Un mélo parmi les mélos, avec Meryl Streep1 en Madame Bovary de l’Iowa (quoique moins manipulatrice et plus pure) et Clint Eastwood2 en amant gentil et respectueux (quoiqu’encore très masculin). Il se trouve que la première, Francesca Johnson, est née à Bari (Italie) et que le second, Robert Kincaid, a trouvé cette ville italienne assez belle pour s’y arrêter quelques jours, sans raison. Ils se trouvent un souvenir commun, assez ancien et rare pour qu’il suffise à faire lien. Comme d’habitude avec les mélos, on va de stéréotype en stéréotype, et on ne s’en lasse pas : la ferme dans la campagne de l’Iowa3, le photographe artiste raté, le village et ses rumeurs, les scènes d’amour, les slows langoureux, la soirée au club de jazz4, la crise de jalousie, le dîner romantique, la condition féminine, etc. Ça ne peut pas ne pas marcher, et ça marche. En souvenir de quatre jours d’amour, Francesca ne peut pas arrêter de pleurer (bien sûr). (Nous non plus). (Et d’ailleurs même le mâle Robert pleure, lui aussi, une ou deux fois). Comme dans tous les mélos, il faut un semblant de transgression, à condition que celle-ci soit aussi conventionnelle que possible : une fenêtre merveilleuse, exceptionnelle, qui s’ouvre dans le quotidien, pendant laquelle les héros souillent le lit conjugal et se baignent dans la baignoire familiale, puis la fenêtre se referme, sans que les volets ne se closent totalement. Si l’on soupçonnait que toute cette histoire n’était qu’un rêve, un fantasme, une sorte de roman à l’eau de rose écrit par Francesca, ancienne professeure des écoles, cela ne changerait pas grand-chose. Aucune femme mariée n’est à l’abri d’un certain degré d’identification, d’une façon ou d’une autre, à tel ou tel détail de la vie de cette femme entre deux âges. L’être humain n’abandonne jamais un rêve a dit Meryl Streep à propos de ce film. S’il faut passer de l’autre côté, du côté du rêve, c’est pour que celui-ci revienne le plus souvent possible. La phrase prononcée par Robert, Ce genre de certitude n’arrive qu’une fois dans une vie5, renvoie à cette dimension fantasmatique. Une autre vie va commencer avec l’homme que j’aime, le rêve est connu de tous (et de toutes), il n’a rien d’original et ne cesse de revenir, chaque fois revêtu d’un autre déguisement qui masque son essence : la répétition.

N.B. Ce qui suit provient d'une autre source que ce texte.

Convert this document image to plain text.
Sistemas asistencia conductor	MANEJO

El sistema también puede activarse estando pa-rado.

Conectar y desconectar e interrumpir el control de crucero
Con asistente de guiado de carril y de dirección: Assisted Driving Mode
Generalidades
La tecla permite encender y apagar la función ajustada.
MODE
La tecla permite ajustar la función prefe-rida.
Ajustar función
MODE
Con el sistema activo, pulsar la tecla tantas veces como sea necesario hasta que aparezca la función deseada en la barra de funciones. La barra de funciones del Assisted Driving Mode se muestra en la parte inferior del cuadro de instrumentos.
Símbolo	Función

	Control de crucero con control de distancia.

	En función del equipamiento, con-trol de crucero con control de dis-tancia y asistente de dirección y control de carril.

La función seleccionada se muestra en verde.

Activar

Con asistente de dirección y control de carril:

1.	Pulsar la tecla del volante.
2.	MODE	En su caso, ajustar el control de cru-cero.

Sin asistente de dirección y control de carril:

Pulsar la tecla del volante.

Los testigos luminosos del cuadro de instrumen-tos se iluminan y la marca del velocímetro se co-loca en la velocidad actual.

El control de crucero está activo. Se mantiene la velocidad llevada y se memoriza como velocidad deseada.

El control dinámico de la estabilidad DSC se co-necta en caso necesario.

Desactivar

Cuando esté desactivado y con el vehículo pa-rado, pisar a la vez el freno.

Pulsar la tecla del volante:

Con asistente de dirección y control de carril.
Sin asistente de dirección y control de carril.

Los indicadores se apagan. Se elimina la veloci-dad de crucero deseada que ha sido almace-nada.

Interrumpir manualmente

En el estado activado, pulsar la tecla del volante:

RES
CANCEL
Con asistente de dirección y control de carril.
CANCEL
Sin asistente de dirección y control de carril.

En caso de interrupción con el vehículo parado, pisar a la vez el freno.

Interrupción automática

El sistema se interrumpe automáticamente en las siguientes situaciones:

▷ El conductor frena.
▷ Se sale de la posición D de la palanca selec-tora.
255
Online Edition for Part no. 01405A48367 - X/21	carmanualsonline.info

Malgré et à cause de cette banalité, le film pose quelques questions. Pourquoi Francesca n’a-t-elle pas gardé le secret jusqu’à la fin de ses jours ?6 Pourquoi organise-t-elle ce scénario post-mortem, avec récit détaillé, preuves matérielles et injonction à jeter spectaculairement les cendres par-dessus la rambarde du pont Roseman ? Pourquoi s’adresse-t-elle directement à ses enfants, comme s’il fallait qu’elle intervienne dans leur deuil, comme si c’était elle qui devait contrôler les derniers souvenirs qu’ils ont d’elles ? Le récit final a été prémédité depuis longtemps, il ne doit rien au hasard. Raconter cette aventure, c’est avouer sa faute, mais c’est aussi conjurer sa culpabilité, faire survivre dans les mémoires un adultère qui, sinon, aurait disparu avec elle. Elle adresse à ses enfants un message qui dit quelque chose comme : Ne renoncez à rien, ne cédez pas sur votre désir. Elle leur lance un avertissement : si vous restez dans la banalité de l’être, vous finirez comme moi. Je sais dans quelle situation vous êtes, vous-mêmes entre deux âges, alors allez-y, risquez l’au-delà de l’être. On peut entendre ce message dans la plus banale des histoires d’amour. S’il y a eu un moment d’exception, aussi quasi-fantasmatique soit-il, alors il peut y en avoir d’autres. D’ailleurs le titre en anglais, The Bridges of Madison County, ne renvoie pas à un chemin, mais à des ponts. Le road-movie n’aura pas lieu mais le franchissement aura lieu, même si le pont est aussi le lieu où l’on s’arrête.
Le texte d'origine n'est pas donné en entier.